CO poisons couple after snow blocks furnace vents
Snow had drifted over the furnace vents outside the house of Arnie Schweiss, 93, and his wife Velma Schweiss, 90. That forced carbon monoxide back into their home.
It all happened last Monday, on one of our colder days of the year. It was already a bad day. The couple was supposed to attend the funeral of one of Velma’s sons. Arnie was awakened by an early morning call.
“If it hadn’t been for the phone call we probably would have died,” he said.” Arnie’s son had called to tell him his granddaughter had just died of cancer. “My granddaughter is the one that saved our lives,” Arnie said. “I started getting woozy and dizzy and stuff and I thought, ‘What’s the matter?'”
He said he fell asleep on the couch and woke up again. “Then I got up and was going to walk to the kitchen and I could barely walk anymore.” They weren’t alone in the house. Another son of Velma’s had stayed overnight. Arnie, knowing something was wrong, called 911. Then he started opening windows and woke his wife and son-in-law who both also had a hard time moving.
“He opened the bathroom window and the wind blew a big blast of fresh air in and oh did that ever feel good. And I wanted to get over there and get another breath of that fresh air.”
They all made their way out of the house, out into the cold. First responders were there quickly and put them into ambulances.

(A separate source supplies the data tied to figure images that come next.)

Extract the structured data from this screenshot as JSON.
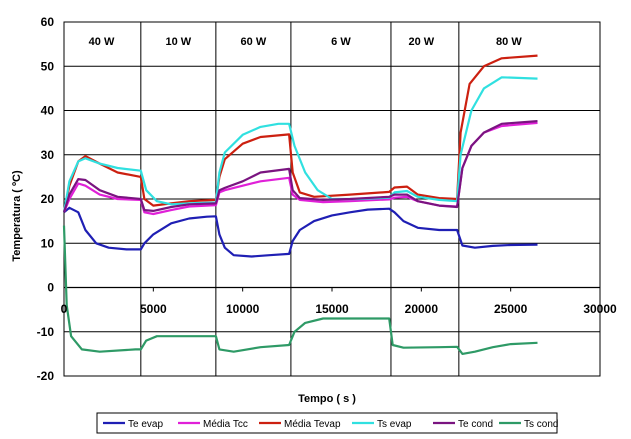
{
  "chart_data": {
    "type": "line",
    "title": "",
    "xlabel": "Tempo ( s )",
    "ylabel": "Temperatura ( ºC)",
    "xlim": [
      0,
      30000
    ],
    "ylim": [
      -20,
      60
    ],
    "xticks": [
      0,
      5000,
      10000,
      15000,
      20000,
      25000,
      30000
    ],
    "yticks": [
      -20,
      -10,
      0,
      10,
      20,
      30,
      40,
      50,
      60
    ],
    "grid": true,
    "legend_position": "bottom",
    "annotations": [
      {
        "label": "40 W",
        "x": 2100
      },
      {
        "label": "10 W",
        "x": 6400
      },
      {
        "label": "60 W",
        "x": 10600
      },
      {
        "label": "6 W",
        "x": 15500
      },
      {
        "label": "20 W",
        "x": 20000
      },
      {
        "label": "80 W",
        "x": 24900
      }
    ],
    "phase_boundaries": [
      4300,
      8500,
      12700,
      18300,
      22100
    ],
    "series": [
      {
        "name": "Te evap",
        "color": "#1f1fb4",
        "points": [
          [
            0,
            17
          ],
          [
            300,
            18
          ],
          [
            800,
            17
          ],
          [
            1200,
            13
          ],
          [
            1800,
            10
          ],
          [
            2500,
            9
          ],
          [
            3500,
            8.6
          ],
          [
            4300,
            8.6
          ],
          [
            4500,
            10
          ],
          [
            5000,
            12
          ],
          [
            6000,
            14.5
          ],
          [
            7000,
            15.6
          ],
          [
            8000,
            16
          ],
          [
            8500,
            16.1
          ],
          [
            8700,
            12
          ],
          [
            9000,
            9
          ],
          [
            9500,
            7.3
          ],
          [
            10500,
            7
          ],
          [
            11500,
            7.3
          ],
          [
            12600,
            7.6
          ],
          [
            12800,
            10.5
          ],
          [
            13200,
            13
          ],
          [
            14000,
            15
          ],
          [
            15000,
            16.3
          ],
          [
            16000,
            17
          ],
          [
            17000,
            17.6
          ],
          [
            18200,
            17.8
          ],
          [
            18500,
            17
          ],
          [
            19000,
            15
          ],
          [
            19800,
            13.5
          ],
          [
            21000,
            13
          ],
          [
            22000,
            13
          ],
          [
            22300,
            9.5
          ],
          [
            23000,
            9
          ],
          [
            24000,
            9.4
          ],
          [
            25000,
            9.6
          ],
          [
            26500,
            9.7
          ]
        ]
      },
      {
        "name": "Média Tcc",
        "color": "#e020d8",
        "points": [
          [
            0,
            17
          ],
          [
            300,
            20
          ],
          [
            800,
            23.5
          ],
          [
            1200,
            23
          ],
          [
            2000,
            21
          ],
          [
            3000,
            20
          ],
          [
            4300,
            19.8
          ],
          [
            4500,
            17
          ],
          [
            5000,
            16.6
          ],
          [
            6000,
            17.5
          ],
          [
            7000,
            18.3
          ],
          [
            8500,
            18.6
          ],
          [
            8700,
            21.5
          ],
          [
            9000,
            22
          ],
          [
            10000,
            23
          ],
          [
            11000,
            24
          ],
          [
            12600,
            24.8
          ],
          [
            12800,
            21
          ],
          [
            13200,
            19.8
          ],
          [
            14500,
            19.3
          ],
          [
            16000,
            19.5
          ],
          [
            17500,
            19.8
          ],
          [
            18200,
            19.9
          ],
          [
            18500,
            20.3
          ],
          [
            19200,
            20.5
          ],
          [
            19800,
            19.5
          ],
          [
            21000,
            18.5
          ],
          [
            22000,
            18.3
          ],
          [
            22300,
            27
          ],
          [
            22800,
            32
          ],
          [
            23500,
            35
          ],
          [
            24500,
            36.5
          ],
          [
            26500,
            37.2
          ]
        ]
      },
      {
        "name": "Média Tevap",
        "color": "#cc2010",
        "points": [
          [
            0,
            17
          ],
          [
            300,
            23
          ],
          [
            800,
            28.5
          ],
          [
            1200,
            29.7
          ],
          [
            2000,
            28
          ],
          [
            3000,
            26
          ],
          [
            4300,
            25
          ],
          [
            4500,
            20
          ],
          [
            5000,
            18.5
          ],
          [
            6000,
            19
          ],
          [
            7000,
            19.5
          ],
          [
            8500,
            19.8
          ],
          [
            8700,
            25
          ],
          [
            9000,
            29
          ],
          [
            10000,
            32.5
          ],
          [
            11000,
            34
          ],
          [
            12600,
            34.6
          ],
          [
            12800,
            26
          ],
          [
            13200,
            21.5
          ],
          [
            14000,
            20.5
          ],
          [
            16000,
            21
          ],
          [
            18200,
            21.6
          ],
          [
            18500,
            22.6
          ],
          [
            19200,
            22.8
          ],
          [
            19800,
            21
          ],
          [
            21000,
            20.2
          ],
          [
            22000,
            20
          ],
          [
            22200,
            35
          ],
          [
            22700,
            46
          ],
          [
            23500,
            50
          ],
          [
            24500,
            51.8
          ],
          [
            26500,
            52.4
          ]
        ]
      },
      {
        "name": "Ts evap",
        "color": "#30e0e0",
        "points": [
          [
            0,
            17
          ],
          [
            300,
            24
          ],
          [
            800,
            28.5
          ],
          [
            1200,
            29.2
          ],
          [
            2000,
            28
          ],
          [
            3000,
            27
          ],
          [
            4300,
            26.4
          ],
          [
            4600,
            22
          ],
          [
            5200,
            19.5
          ],
          [
            6000,
            18.8
          ],
          [
            7000,
            19
          ],
          [
            8500,
            19.2
          ],
          [
            8700,
            26
          ],
          [
            9000,
            30.5
          ],
          [
            10000,
            34.5
          ],
          [
            11000,
            36.3
          ],
          [
            12000,
            37
          ],
          [
            12600,
            37
          ],
          [
            12900,
            32
          ],
          [
            13500,
            26
          ],
          [
            14200,
            22
          ],
          [
            15000,
            20
          ],
          [
            16500,
            20
          ],
          [
            18200,
            20.3
          ],
          [
            18500,
            21.5
          ],
          [
            19200,
            21.8
          ],
          [
            19800,
            20.5
          ],
          [
            21000,
            19.8
          ],
          [
            22000,
            19.5
          ],
          [
            22200,
            30
          ],
          [
            22800,
            40
          ],
          [
            23500,
            45
          ],
          [
            24500,
            47.5
          ],
          [
            26500,
            47.2
          ]
        ]
      },
      {
        "name": "Te cond",
        "color": "#7a1480",
        "points": [
          [
            0,
            17
          ],
          [
            300,
            21
          ],
          [
            800,
            24.5
          ],
          [
            1200,
            24.3
          ],
          [
            2000,
            22
          ],
          [
            3000,
            20.5
          ],
          [
            4300,
            20
          ],
          [
            4500,
            17.5
          ],
          [
            5000,
            17.3
          ],
          [
            6000,
            18.2
          ],
          [
            7000,
            18.8
          ],
          [
            8500,
            19
          ],
          [
            8700,
            22
          ],
          [
            9000,
            22.5
          ],
          [
            10000,
            24
          ],
          [
            11000,
            26
          ],
          [
            12600,
            26.8
          ],
          [
            12800,
            22
          ],
          [
            13200,
            20.2
          ],
          [
            14500,
            19.8
          ],
          [
            16000,
            20
          ],
          [
            18200,
            20.5
          ],
          [
            18500,
            21
          ],
          [
            19200,
            21
          ],
          [
            19800,
            19.5
          ],
          [
            21000,
            18.5
          ],
          [
            22000,
            18.2
          ],
          [
            22300,
            27
          ],
          [
            22800,
            32
          ],
          [
            23500,
            35
          ],
          [
            24500,
            37
          ],
          [
            26500,
            37.6
          ]
        ]
      },
      {
        "name": "Ts cond",
        "color": "#2e9a66",
        "points": [
          [
            0,
            14
          ],
          [
            150,
            -4
          ],
          [
            400,
            -11
          ],
          [
            1000,
            -14
          ],
          [
            2000,
            -14.5
          ],
          [
            4000,
            -14
          ],
          [
            4300,
            -14
          ],
          [
            4600,
            -12
          ],
          [
            5200,
            -11
          ],
          [
            6500,
            -11
          ],
          [
            8500,
            -11
          ],
          [
            8700,
            -14
          ],
          [
            9500,
            -14.5
          ],
          [
            11000,
            -13.5
          ],
          [
            12600,
            -13
          ],
          [
            12900,
            -10
          ],
          [
            13500,
            -8
          ],
          [
            14500,
            -7
          ],
          [
            16000,
            -7
          ],
          [
            18200,
            -7
          ],
          [
            18400,
            -13
          ],
          [
            19000,
            -13.6
          ],
          [
            21000,
            -13.5
          ],
          [
            22000,
            -13.4
          ],
          [
            22300,
            -15
          ],
          [
            23000,
            -14.5
          ],
          [
            24000,
            -13.5
          ],
          [
            25000,
            -12.8
          ],
          [
            26500,
            -12.5
          ]
        ]
      }
    ]
  }
}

While Velma’s son was treated and released in New Ulm on the same day, Arnie and Velma were sent by helicopter to Hennepin County Medical Center where they stayed for two days. They were given hyperbaric oxygen therapy in the hyperbaric chamber.
They are so grateful for that early morning phone call and for Arnie being able to sense something was wrong. “Some of the nurses at Hennepin said that he was a very brave man and a lot of people called him a hero,” said Velma.
Now that they’re back home, they’re breathing easier. They chose to have their 22-year-old furnace replaced.
They would like to thank all the first responders and medical personnel who helped them recover and the heating company that installed their new furnace so quickly.
The couple did not have a carbon monoxide detector.
“Didn’t have one then but we got them now,” Arnie said.
Their advice for others? Keep your furnace vents clear of snow and keep working carbon monoxide detectors on your wall.
Carbon Monoxide is a colorless, odorless gas. That’s why it’s so important to have detectors.
Minnesota state law requires homes to have a carbon monoxide detector installed within 10 feet of every bedroom.
Symptoms of carbon monoxide poisoning include headache, dizziness, nausea, weakness, shortness of breath, confusion, vomiting and blurred vision.